NxTop isolates virtual desktops from each other to prevent malware from an unmanaged desktop from compromising a virtual desktop.



It also allows a single PC image to be provisioned across thousands of users for quick building and patching of virtual PCs.



The virtual PCs are encrypted and feature a tamper-proof boot process to prevent booting of a virtual PC that has been compromised.



The final release of NxTop is slated for the end of March.



In January, Virtual Computer received $15 million in venture funding from Citrix and two capital venture firms.

DataCore, Ft. Lauderdale, Fla., used VMworld Europe to show new VMware Ready Certified versions of its SANmelody and SANsymphony storage virtualization software.

SANmelody converts standard Intel/AMD servers, blades or virtual servers into storage servers that virtualize disks and serve them over existing networks to application servers. SANsymphony pools disk space from multiple devices, automatically allocating enough capacity on a dynamic basis to applications.

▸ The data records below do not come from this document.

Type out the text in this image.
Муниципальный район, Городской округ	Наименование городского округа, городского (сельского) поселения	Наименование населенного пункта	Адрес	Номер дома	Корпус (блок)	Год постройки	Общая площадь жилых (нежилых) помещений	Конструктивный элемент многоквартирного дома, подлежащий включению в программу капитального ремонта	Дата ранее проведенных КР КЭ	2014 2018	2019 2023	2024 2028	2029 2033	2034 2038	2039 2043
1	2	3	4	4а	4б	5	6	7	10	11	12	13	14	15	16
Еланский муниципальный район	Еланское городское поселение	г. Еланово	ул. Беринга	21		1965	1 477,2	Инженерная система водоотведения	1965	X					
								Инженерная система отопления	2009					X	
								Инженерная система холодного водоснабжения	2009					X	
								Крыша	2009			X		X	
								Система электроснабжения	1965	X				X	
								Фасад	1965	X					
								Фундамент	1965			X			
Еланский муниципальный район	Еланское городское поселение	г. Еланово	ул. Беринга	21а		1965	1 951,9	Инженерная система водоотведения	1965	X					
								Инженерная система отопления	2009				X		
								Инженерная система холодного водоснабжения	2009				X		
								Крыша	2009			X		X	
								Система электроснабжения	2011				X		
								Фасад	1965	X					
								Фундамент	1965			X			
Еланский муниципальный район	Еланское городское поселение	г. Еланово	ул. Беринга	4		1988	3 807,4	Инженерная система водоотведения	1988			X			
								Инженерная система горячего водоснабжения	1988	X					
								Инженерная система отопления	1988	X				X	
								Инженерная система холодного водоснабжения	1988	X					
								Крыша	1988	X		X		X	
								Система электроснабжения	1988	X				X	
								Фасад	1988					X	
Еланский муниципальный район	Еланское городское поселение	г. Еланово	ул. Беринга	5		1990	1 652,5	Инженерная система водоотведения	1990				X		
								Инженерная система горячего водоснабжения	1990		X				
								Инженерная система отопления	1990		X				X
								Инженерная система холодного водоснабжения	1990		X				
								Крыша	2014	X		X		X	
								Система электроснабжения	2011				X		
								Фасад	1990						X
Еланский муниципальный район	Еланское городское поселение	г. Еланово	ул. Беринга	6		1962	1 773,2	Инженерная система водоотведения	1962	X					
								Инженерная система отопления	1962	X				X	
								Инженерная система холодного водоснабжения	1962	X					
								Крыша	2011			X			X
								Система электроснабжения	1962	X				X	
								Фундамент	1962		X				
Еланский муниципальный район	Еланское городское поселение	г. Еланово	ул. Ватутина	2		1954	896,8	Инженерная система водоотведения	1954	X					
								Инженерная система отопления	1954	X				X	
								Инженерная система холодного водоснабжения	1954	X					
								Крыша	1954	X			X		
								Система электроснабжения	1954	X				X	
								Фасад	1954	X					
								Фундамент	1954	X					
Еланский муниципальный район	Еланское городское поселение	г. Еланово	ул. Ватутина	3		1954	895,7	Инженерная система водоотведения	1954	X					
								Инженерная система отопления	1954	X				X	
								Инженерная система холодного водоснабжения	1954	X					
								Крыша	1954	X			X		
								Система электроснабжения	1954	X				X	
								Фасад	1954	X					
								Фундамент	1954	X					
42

SANmelody 3.0 and SANsymphony 7.0 now support 64-bit caches, which translates to up to 1.6TB of cache per node, which the company said increases the performance of virtual machines. Behind the caches, VMware customers can grow their storage pools to multiple petabytes, DataCore said.



The two applications also provide high availability of the storage pools in VMware environments, and offer thin provisioning of virtual disks so that unused physical storage capacity is not tied to specific applications.





They also feature a plug-in for VMware's Virtual Infrastructure Client to allow administrators to nondisruptively provision, share, clone, replicate and expand virtual disks among physical servers and virtual servers.





SANmelody 3.0 and SANsymphony 7.0 are expected to start shipping in March.